Solange Präsident Erdogan die „brutale Verfolgung von Oppositionellen und unabhängigen Journalisten“ fortsetze, könne es keine Beitrittsgespräche geben, sagte die Ko-Vorsitzende der Grünen, Ska Keller.
Die geplante Verfassungsreform, der die Türken am 16. April per Referendum mit knapper Mehrheit zugestimmt haben, soll die Machtbefugnisse des Präsidenten deutlich ausweiten und die Unabhängigkeit der Justiz einschränken. Die Venedig-Kommission des Europarats, der angesehene Verfassungsexperten angehören, sieht darin eine Gefahr für Demokratie und Rechtsstaatlichkeit.
Der türkische Europaminister Ömer Çelik kritisierte den Beschluss des EU-Parlaments scharf. Bereits am Mittwoch hatte das EU-Parlament damit begonnen, eine Debatte über den aktuellen Fortschrittsbericht zum Beitritt der Türkei zu führen.

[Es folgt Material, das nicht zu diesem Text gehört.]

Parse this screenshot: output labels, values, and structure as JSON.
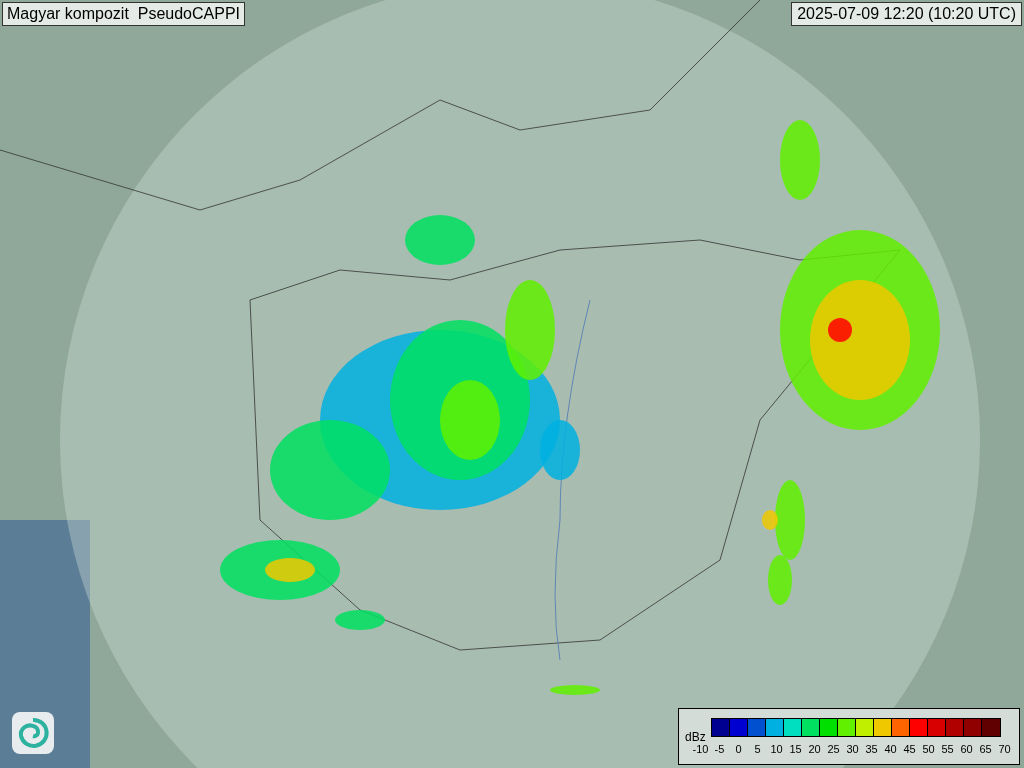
{
  "title": "Magyar kompozit  PseudoCAPPI",
  "timestamp": "2025-07-09 12:20 (10:20 UTC)",
  "legend": {
    "unit": "dBz",
    "bins": [
      {
        "color": "#000090"
      },
      {
        "color": "#0000d0"
      },
      {
        "color": "#0050d0"
      },
      {
        "color": "#00b0e0"
      },
      {
        "color": "#00e0c0"
      },
      {
        "color": "#00e060"
      },
      {
        "color": "#00e000"
      },
      {
        "color": "#60f000"
      },
      {
        "color": "#c0f000"
      },
      {
        "color": "#f0c800"
      },
      {
        "color": "#ff6400"
      },
      {
        "color": "#ff0000"
      },
      {
        "color": "#d80000"
      },
      {
        "color": "#b00000"
      },
      {
        "color": "#900000"
      },
      {
        "color": "#600000"
      }
    ],
    "ticks": [
      "-10",
      "-5",
      "0",
      "5",
      "10",
      "15",
      "20",
      "25",
      "30",
      "35",
      "40",
      "45",
      "50",
      "55",
      "60",
      "65",
      "70"
    ]
  }
}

Auf der Webseite des türkischen Europaministeriums wurde eine Stellungnahme veröffentlicht. Darin schreibt Çelik: „Wir lehnen den Bericht des EU-Parlaments ab. Er ist nicht verbindlich. Wir werden den Bericht ohne eine Prüfung zurückweisen. Wir haben immer einen sehr großen Wert auf Objektivität und Parteilosigkeit gelegt. Zudem schreckten wir niemals vor Kritik zurück. Stattdessen haben wir immer versucht, Kritiken als Anlass zu Verbesserungen heranzuziehen. Doch dieser Bericht ist weit entfernt von diesen Maßstäben.“
Die Kritik des türkischen Europaministers richtete sich direkt an das EU-Parlament. Die regierungsnahe türkische Zeitung Stargazete titelt: „Harte Reaktion des Europaministers Çelik auf die Skandal-Entscheidung des EU-Parlaments“. Die oppositionelle Zeitung Sözcü titelt: „Kritische Abstimmung im EU-Parlament. Schock für die Türkei.“
Johannes Hahn, EU-Kommissar für Erweiterungsfragen, befindet sich aktuell in der Türkei und hatte sich am Donnerstagvormittag mit dem türkischen Premierminister Binali Yıldırım getroffen. Der staatliche türkische Sender TRT berichtet, dass das Treffen eine Stunde lang dauerte. Hahn setzt sich dafür ein, dass die EU und die Türkei ihre Kooperation auf eine andere als die Beitritts-Ebene stellen. Doch die Regierung in Ankara lehnt dies ab, so Milliyet. Der türkische Europaminister sagte am Donnerstagnachmittag dazu: „Es widerspricht der Natur der Beziehungen zwischen der EU und der Türkei, die Beziehungen auf eine andere Ebene als die der Beitrittsgespräche zu stellen. Wenn jedoch alle 28 EU-Mitglieder ordnungsgemäß einen Abbruch der Gespräche wünschen, so ist dies eine andere Sache“.
Nach Vorgaben der EU können Beitrittsgespräche nur dann wirksam abgebrochen werden, wenn alle 28 EU-Mitglieder diesem Schritt zustimmen.